Factbox: Japan unveils $50 billion stimulus to cope with tax hike
(Reuters) - Japan's government announced an economic stimulus package on Tuesday worth $50 billion or more to cushion the economy from the blow of raising the national sales tax.
Following are some points of the programme, meant to support growth in the short term while curbing Japan's huge public debt over time. The programme was announced by Prime Minister Shinzo Abe.
- The government will raise the sales tax to 8 percent from 5 percent in April, the first major fiscal reform since 1997.
- The stimulus package, worth about 5 trillion yen ($50.96 billion), will include some 1 trillion yen in tax cuts.
- The government will also decide in December whether to end a special corporate tax for earthquake reconstruction in April, a year earlier than planned, which would save companies 900 billion yen. This would effectively cut the corporate tax liability for a big company in Tokyo to 35.6 percent from 38.0 percent.
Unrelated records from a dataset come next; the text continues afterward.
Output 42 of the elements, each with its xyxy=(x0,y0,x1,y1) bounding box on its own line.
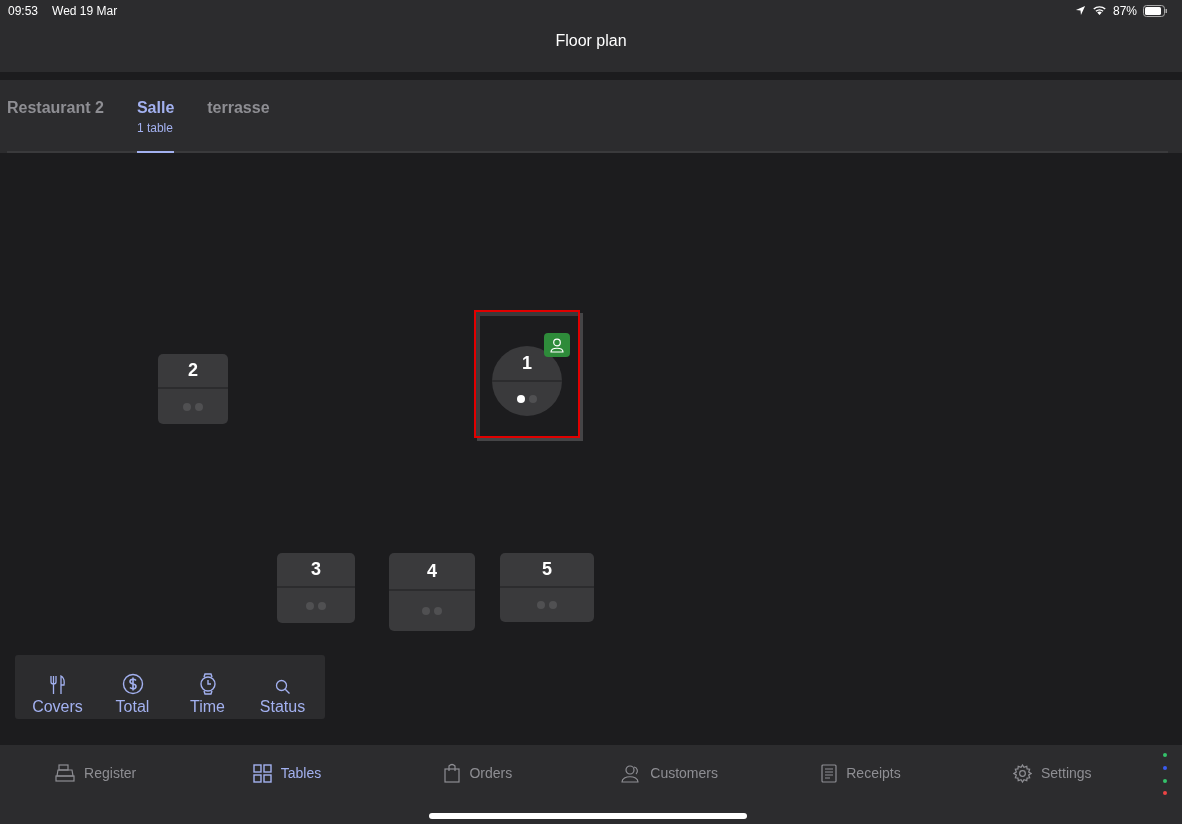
fork-knife-icon xyxy=(48,675,67,695)
nav-tab[interactable]: Orders xyxy=(382,745,574,801)
battery-percentage: 87% xyxy=(1112,3,1137,18)
area-tab[interactable]: Salle 1 table xyxy=(136,80,175,153)
nav-tab[interactable]: Customers xyxy=(574,745,766,801)
view-option-button[interactable]: Total xyxy=(95,663,170,716)
table[interactable]: 5 xyxy=(500,553,594,622)
cash-register-icon xyxy=(55,764,76,782)
table[interactable]: 2 xyxy=(158,354,228,424)
area-tab[interactable]: terrasse xyxy=(207,80,270,153)
nav-tab[interactable]: Settings xyxy=(956,745,1148,801)
search-icon xyxy=(274,679,291,695)
status-time: 09:53 xyxy=(8,3,39,18)
indicator-dots-drawing xyxy=(1163,753,1167,795)
area-tab[interactable]: Restaurant 2 xyxy=(7,80,104,153)
people-icon xyxy=(621,763,642,783)
settings-icon xyxy=(1013,763,1032,783)
wifi-icon xyxy=(1091,5,1107,16)
grid-icon xyxy=(252,763,272,783)
person-icon xyxy=(549,337,565,353)
table[interactable]: 1 xyxy=(474,310,580,438)
table-number: 1 xyxy=(522,352,532,374)
receipt-icon xyxy=(821,763,838,783)
table-number: 5 xyxy=(542,559,552,580)
table[interactable]: 3 xyxy=(277,553,355,623)
dollar-circle-icon xyxy=(121,673,144,695)
nav-tab[interactable]: Tables xyxy=(191,745,383,801)
view-option-button[interactable]: Covers xyxy=(20,663,95,716)
status-date: Wed 19 Mar xyxy=(52,3,118,18)
view-option-button[interactable]: Time xyxy=(170,663,245,716)
watch-icon xyxy=(197,673,218,695)
bag-icon xyxy=(444,763,461,783)
table-number: 3 xyxy=(311,559,321,580)
nav-tab[interactable]: Register xyxy=(0,745,192,801)
location-icon xyxy=(1074,5,1086,16)
table-number: 2 xyxy=(188,360,198,381)
nav-tab[interactable]: Receipts xyxy=(765,745,957,801)
battery-icon xyxy=(1143,4,1168,17)
view-option-button[interactable]: Status xyxy=(245,663,320,716)
table-number: 4 xyxy=(427,560,437,582)
table[interactable]: 4 xyxy=(389,553,475,631)
page-title: Floor plan xyxy=(554,32,628,50)
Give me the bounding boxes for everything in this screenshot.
- Companies boosting their spending on factories and equipment will get a total of 730 billion yen in tax breaks in the fiscal year starting April 1.
- A tax break for companies that raise wages will be expanded by 160 billion yen.
- A tax break for home buyers will be expanded by 110 billion yen.
- The draft plan does not mention cutting the corporate tax rate, but parties in the ruling coalition separately agreed to consider the issue "promptly".
- The plan includes public works spending for the 2020 Tokyo Olympics, which has been estimated at 1 trillion yen.